Più volte ho ricordato, anche durante interventi in convegni o conferenze, sia in Sicilia che in altre parti d’Italia, che ho avuto il privilegio di intervistare il giudice Paolo Borsellino per un quotidiano regionale agli inizi degli anni ‘90. Dalla Procura di Marsala stava per tornare a Palermo. Quel tono pacato con cui riusciva a pronunciare piccole e grandi verità. E’ un episodio che mi ha segnato perché ci è capitato tante volte di avere paura ma è difficile immaginare che un uomo come Paolo Borsellino, nonostante la paura continuasse la sua battaglia contro il male. La paura forse per Paolo Borsellino era anche la quasi certezza che l’avrebbero eliminato: “Mi uccideranno, ma non sarà una vendetta della mafia, la mafia non si vendica. Forse saranno mafiosi quelli che materialmente mi uccideranno, ma quelli che avranno voluto la mia morte saranno altri”.

Ancora oggi si ha la sensazione di vivere agli inizi degli anni ’80. Le mafie che tessono reti, uccidono, cospirano, cercano accordi con la politica e le imprese, vivono cercando disponibilità preziose per continuare la loro opera distruttrice della società. Magistrati e giudici che hanno cercato di operare, ma sono rimasti soli e sono stati uccisi.

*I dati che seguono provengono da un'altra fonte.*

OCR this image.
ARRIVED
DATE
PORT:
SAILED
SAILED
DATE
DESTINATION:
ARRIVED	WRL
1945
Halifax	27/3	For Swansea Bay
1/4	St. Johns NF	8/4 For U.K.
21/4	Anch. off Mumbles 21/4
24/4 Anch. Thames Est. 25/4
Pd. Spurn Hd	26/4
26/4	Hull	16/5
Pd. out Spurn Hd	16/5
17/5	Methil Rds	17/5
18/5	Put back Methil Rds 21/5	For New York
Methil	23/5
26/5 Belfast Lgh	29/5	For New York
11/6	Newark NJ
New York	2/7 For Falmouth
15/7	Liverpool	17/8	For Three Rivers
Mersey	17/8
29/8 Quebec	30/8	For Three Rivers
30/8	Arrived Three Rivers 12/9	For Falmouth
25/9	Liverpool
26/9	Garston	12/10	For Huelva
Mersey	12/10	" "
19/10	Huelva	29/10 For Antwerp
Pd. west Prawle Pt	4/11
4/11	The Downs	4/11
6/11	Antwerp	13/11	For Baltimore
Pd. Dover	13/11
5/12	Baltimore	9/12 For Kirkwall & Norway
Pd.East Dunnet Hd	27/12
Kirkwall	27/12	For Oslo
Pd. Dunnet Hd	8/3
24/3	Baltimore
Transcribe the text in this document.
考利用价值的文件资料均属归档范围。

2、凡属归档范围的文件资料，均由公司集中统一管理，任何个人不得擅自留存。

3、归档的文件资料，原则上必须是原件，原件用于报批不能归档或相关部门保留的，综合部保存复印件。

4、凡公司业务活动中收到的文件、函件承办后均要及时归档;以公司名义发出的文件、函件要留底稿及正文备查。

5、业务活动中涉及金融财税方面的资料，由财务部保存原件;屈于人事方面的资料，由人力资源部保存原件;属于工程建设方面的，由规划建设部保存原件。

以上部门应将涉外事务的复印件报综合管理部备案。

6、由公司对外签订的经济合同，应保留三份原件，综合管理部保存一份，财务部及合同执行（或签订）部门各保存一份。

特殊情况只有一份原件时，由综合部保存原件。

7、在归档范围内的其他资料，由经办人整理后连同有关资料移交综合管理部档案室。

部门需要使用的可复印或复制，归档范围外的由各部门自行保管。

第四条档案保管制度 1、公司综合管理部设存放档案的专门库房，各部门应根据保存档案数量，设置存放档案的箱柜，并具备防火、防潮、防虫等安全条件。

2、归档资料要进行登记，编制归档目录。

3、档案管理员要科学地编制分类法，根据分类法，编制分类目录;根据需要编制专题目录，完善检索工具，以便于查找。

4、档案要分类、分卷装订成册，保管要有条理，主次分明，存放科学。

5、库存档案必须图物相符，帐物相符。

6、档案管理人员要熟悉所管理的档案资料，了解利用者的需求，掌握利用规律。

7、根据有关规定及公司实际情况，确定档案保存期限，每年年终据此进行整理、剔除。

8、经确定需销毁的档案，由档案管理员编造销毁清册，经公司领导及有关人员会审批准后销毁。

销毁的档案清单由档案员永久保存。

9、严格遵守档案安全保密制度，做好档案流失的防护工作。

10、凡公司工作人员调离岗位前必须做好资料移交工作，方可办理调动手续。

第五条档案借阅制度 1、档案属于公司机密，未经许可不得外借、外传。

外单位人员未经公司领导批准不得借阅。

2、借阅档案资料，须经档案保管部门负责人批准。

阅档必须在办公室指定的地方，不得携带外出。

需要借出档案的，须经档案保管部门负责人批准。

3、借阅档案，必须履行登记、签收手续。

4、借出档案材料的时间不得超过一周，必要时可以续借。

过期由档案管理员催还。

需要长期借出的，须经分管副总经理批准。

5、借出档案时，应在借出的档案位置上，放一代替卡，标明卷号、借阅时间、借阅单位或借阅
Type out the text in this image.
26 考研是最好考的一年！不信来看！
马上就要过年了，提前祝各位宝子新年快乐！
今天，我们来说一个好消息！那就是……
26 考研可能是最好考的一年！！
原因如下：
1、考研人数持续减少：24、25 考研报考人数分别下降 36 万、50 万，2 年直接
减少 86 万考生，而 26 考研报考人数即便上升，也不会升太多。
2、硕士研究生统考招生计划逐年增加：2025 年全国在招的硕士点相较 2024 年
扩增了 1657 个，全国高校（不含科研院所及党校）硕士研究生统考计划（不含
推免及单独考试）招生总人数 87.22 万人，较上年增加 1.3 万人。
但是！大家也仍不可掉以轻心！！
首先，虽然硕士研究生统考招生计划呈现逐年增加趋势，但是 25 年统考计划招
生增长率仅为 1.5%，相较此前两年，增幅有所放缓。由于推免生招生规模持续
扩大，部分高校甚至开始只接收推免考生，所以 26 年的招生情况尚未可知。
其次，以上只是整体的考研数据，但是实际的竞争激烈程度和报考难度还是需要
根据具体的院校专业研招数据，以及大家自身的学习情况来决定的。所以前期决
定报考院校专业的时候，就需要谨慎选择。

Oggi è vero, duri colpi sono stati inferti alle mafie, in quegli anni ’80 e il Parlamento votò la modifica del codice penale introducendo il reato di associazione mafiosa, ma è lo stesso Parlamento che ha impiegato più di un ventennio per introdurre il reato di scambio politico mafioso, di legiferare sulle confische dei beni. Sono stati presi tutti i grandi latitanti, eccetto uno, Matteo Messina Denaro e nel frattempo le mafie hanno proliferato e cambiato pelle, niente più coppole e lupare, ma nuovi sistemi di comunicazione.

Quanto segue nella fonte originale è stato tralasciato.